Lei tende a drammatizzare, a fare un po' di scena. E non è una buona perdente, come ha dimostrato in più occasionI. Ciò non toglie che Serena Williams sia la più forte tennista di tutti i tempi. “Più forte” non significa “più grande”, ma poco importa. Raggiungere la finale a Wimbledon ad appena 10 mesi dalla nascita di Alexis Olympia, con tutte le difficoltà post-parto, è una grande impresa. È giusto domandarsi quanto sia merito suo e quanto di un tennis femminile da molti ritenuto “più che abbordabile”, ma sui libri di storia queste cose non rimangono. Resterà, invece, il grande torneo di Serena. Per intascare il 24esimo Slam ed eguagliare il record di Margaret Court, dovrà battere Angelique Kerber. L'ultima volta che aveva messo piede a Wimbledon, aveva battuto proprio "Angie" in finale. Non c'è mai stata la sensazione che sabato si potesse parlare soltanto tedesco: pur giocando bene, Julia Goerges le è troppo inferiore. Le sono bastati appena 70 minuti per chiudere la contesa, un 6-2 6-4 in linea con i precedenti, peraltro con un game concesso in meno rispetto al terzo turno del Roland Garros (finì 6-3 6-4). Non è difficile raccontare questa partita: Julia Goerges gioca più o meno come Serena. Di più: è una Serena in miniatura. Chiede molto al servizio, non è un fulmine nei movimenti ma possiede due fondamentali molto pesanti (anche se è un po' macchinosa nei gesti). Il problema, per lei, è che Serena fa tutto meglio. La Goerges è entrata in campo con lo spirito giusto, provando a cercare il vincente, incitandosi dopo ogni buon colpo, ma Serena ha un paio di marce in più. E se continua a servire così, inavvicinabile, ha un vantaggio quasi illegale sulle altre.

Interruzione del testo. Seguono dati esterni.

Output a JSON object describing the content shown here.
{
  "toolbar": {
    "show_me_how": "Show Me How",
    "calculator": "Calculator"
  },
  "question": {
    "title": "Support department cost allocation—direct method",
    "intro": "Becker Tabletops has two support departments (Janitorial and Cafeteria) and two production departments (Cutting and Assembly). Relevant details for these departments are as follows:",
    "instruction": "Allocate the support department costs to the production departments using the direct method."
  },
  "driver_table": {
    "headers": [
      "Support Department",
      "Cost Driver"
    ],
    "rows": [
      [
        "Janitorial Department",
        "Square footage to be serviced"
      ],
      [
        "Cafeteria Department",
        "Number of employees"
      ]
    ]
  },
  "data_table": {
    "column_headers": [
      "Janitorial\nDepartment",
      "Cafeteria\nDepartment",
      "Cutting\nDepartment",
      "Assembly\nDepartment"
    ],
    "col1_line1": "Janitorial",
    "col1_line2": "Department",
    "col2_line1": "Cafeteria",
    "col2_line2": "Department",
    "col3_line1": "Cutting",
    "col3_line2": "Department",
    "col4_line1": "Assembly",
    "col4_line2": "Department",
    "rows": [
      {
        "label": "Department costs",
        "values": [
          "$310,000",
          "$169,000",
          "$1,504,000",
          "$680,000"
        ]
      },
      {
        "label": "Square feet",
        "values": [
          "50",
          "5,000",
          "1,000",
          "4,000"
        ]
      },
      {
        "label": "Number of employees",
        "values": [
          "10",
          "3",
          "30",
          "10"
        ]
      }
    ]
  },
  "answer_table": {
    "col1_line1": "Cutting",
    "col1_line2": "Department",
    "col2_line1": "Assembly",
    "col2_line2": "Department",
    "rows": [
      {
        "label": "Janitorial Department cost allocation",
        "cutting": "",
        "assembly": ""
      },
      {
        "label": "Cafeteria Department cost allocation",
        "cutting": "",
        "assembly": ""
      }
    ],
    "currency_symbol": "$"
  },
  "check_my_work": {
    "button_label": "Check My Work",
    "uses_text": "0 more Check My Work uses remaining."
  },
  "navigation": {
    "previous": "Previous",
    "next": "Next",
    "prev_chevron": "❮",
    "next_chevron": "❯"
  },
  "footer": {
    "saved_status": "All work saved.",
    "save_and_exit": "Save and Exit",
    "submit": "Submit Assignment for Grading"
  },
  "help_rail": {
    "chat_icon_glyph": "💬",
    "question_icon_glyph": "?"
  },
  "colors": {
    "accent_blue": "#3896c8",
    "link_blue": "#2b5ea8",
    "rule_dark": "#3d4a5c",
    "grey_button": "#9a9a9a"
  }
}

CAMBIO DI MARCIA CON "MOU"
C'è un numero che racconta bene il divario tra le due: in tutto il match, Serena ha perso appena 14 punti al servizio, 9 nel primo set e 5 nel secondo (di cui quattro nell'unico break concesso, a partita quasi terminata). Numeri simili a quelli di martedì, contro Camila Giorgi. Impiega un po' di tempo a ingranare, poi diventa inavvicinabile. Bisogna raccogliere il più possibile in avvio e poi incrociare le dita. Camila Giorgi lo ha fatto, Julia Goerges no. Anche perché, obiettivamente, ha meno armi. La tedesca resisteva fino al 2-2, poi perdeva quattro giochi consecutivi. Serena era troppo più potente di lei nello scambio: per ogni volta che riusciva a venirne fuori, ce n'erano 3-4 in cui veniva travolta dalla potenza altrui. Andamento (quasi) fotocopia nel secondo. Julia faceva del suo meglio fino al 2-2, poi lo strappo arrivava al sesto game, sigillato da una smorzata della Goerges che moriva sul nastro. Tutto normale fino al 5-3, poi arrivava il mini passaggio a vuoto di Serena. Un doppio fallo sullo 0-15 e un bel passante di Julia la costringevano a fronteggiare tre palle break. Annullava le prime due, ma sulla terza doveva arrendersi a una gran risposta di dritto della tedesca. Ovazione del pubblico, desideroso di vedere più tennis dopo che anche la prima semifinale era stata un po' insipida. Serena no, lei non aveva voglia di restare in campo. Chiamata a servire per il 5-5, la Goerges ha preso a tremare e ha ceduto a zero il servizio, senza neanche un briciolo di tensione. E allora i numeri si gonfiano: 30esima finale Slam, decima a Wimbledon, dove si è già imposta per sette volte e non perde dal 2014. Ciò che impressiona è l'incredibile cambio di marcia da quando ha iniziato a lavorare con Patrick Mouratoglou: professionista dal 1998, ha vinto tredici Slam nei primi quattordici anni di carriera. Nei cinque successivi, ben dieci. E adesso, con un membro in più nella sua famiglia, vuole azzannare altri record. Un fenomeno.